London: British astronomers have found out the answer to an astronomical mystery -- how do galaxies die? Evidence shows that they are "strangled to death", which occurs after galaxies are cut off from the raw materials needed to make new stars.
There are two types of galaxies in the Universe: roughly half are "alive" galaxies which produce stars, while the other half are "dead" ones which don't.
Alive galaxies such as the Milky Way are rich in the cold gas -- mostly hydrogen -- needed to produce new stars, while dead galaxies have very low supplies, Xinhua news agency reported.
Previous studies have come up with two main hypotheses for galactic death: either the cold gas needed to produce new stars is suddenly "sucked" out of the galaxies by internal or external forces, or the supply of incoming cold gas is somehow stopped, slowly strangling the galaxy to death over a prolonged period of time, according to the report recently published by the Journal Nature.
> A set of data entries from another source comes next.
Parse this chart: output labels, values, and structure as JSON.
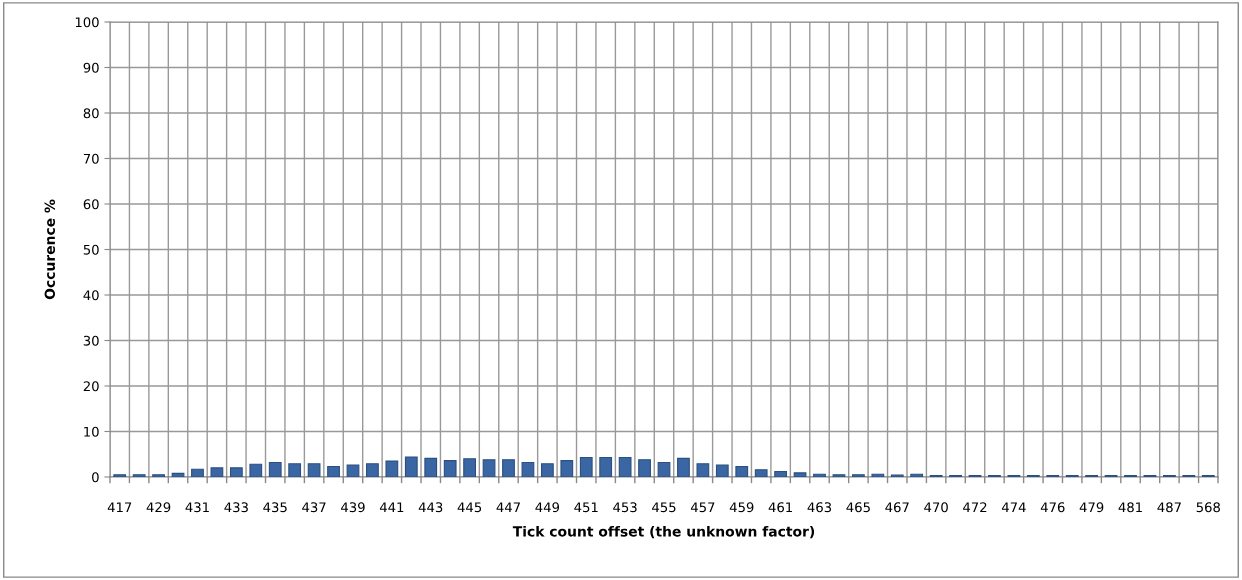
{
  "chart_data": {
    "type": "bar",
    "xlabel": "Tick count offset (the unknown factor)",
    "ylabel": "Occurence %",
    "categories": [
      "417",
      null,
      "429",
      null,
      "431",
      null,
      "433",
      null,
      "435",
      null,
      "437",
      null,
      "439",
      null,
      "441",
      null,
      "443",
      null,
      "445",
      null,
      "447",
      null,
      "449",
      null,
      "451",
      null,
      "453",
      null,
      "455",
      null,
      "457",
      null,
      "459",
      null,
      "461",
      null,
      "463",
      null,
      "465",
      null,
      "467",
      null,
      "470",
      null,
      "472",
      null,
      "474",
      null,
      "476",
      null,
      "479",
      null,
      "481",
      null,
      "487",
      null,
      "568"
    ],
    "values": [
      0.5,
      0.5,
      0.5,
      0.8,
      1.7,
      2.0,
      2.0,
      2.8,
      3.2,
      2.9,
      2.9,
      2.3,
      2.6,
      2.9,
      3.5,
      4.4,
      4.1,
      3.6,
      4.0,
      3.8,
      3.8,
      3.2,
      2.9,
      3.6,
      4.3,
      4.3,
      4.3,
      3.8,
      3.2,
      4.1,
      2.9,
      2.6,
      2.3,
      1.6,
      1.2,
      0.9,
      0.6,
      0.5,
      0.5,
      0.6,
      0.4,
      0.6,
      0.3,
      0.3,
      0.3,
      0.3,
      0.3,
      0.3,
      0.3,
      0.3,
      0.3,
      0.3,
      0.3,
      0.3,
      0.3,
      0.3,
      0.3
    ],
    "color": "#3a67a3",
    "ylim": [
      0,
      100
    ],
    "yticks": [
      0,
      10,
      20,
      30,
      40,
      50,
      60,
      70,
      80,
      90,
      100
    ],
    "grid": true
  }
}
To answer the question, researchers from the University of Cambridge and the Royal Observatory Edinburgh used data from the Sloan Digital Sky Survey to analyze metal levels in more than 26,000 average-sized galaxies located in our corner of the universe, according to the report.
Researchers have found that levels of metals contained in dead galaxies provide key "fingerprints", making it possible to determine the cause of death.
If galaxies are killed by outflows suddenly pulling the cold gas out of the galaxies, then the metal content of a dead galaxy should be the same as just before it died, as star formation would abruptly stop.
In the case of death by strangulation however, the metal content of the galaxy would keep rising and eventually stop, as star formation could continue until the existing cold gas gets completely used up.
Roberto Maiolino, co-author of the new study, said they found that for a given stellar mass, the metal content of a dead galaxy is significantly higher than a star-forming galaxy of similar mass, and "this isn't what we'd expect to see in the case of sudden gas removal, but it is consistent with the strangulation scenario".
The researchers were then able to independently test their results by looking at the stellar age difference between star-forming and dead galaxies. They said the conclusion is in agreement with the time it would take for a star-forming galaxy to be strangled to death as well.
Yingjie Peng of the Cambridge University, the paper's lead author, said the next step is to figure out what's causing such strangulation.
"We know the cause of death, but we don't yet know who the murderer is, although there are a few suspects."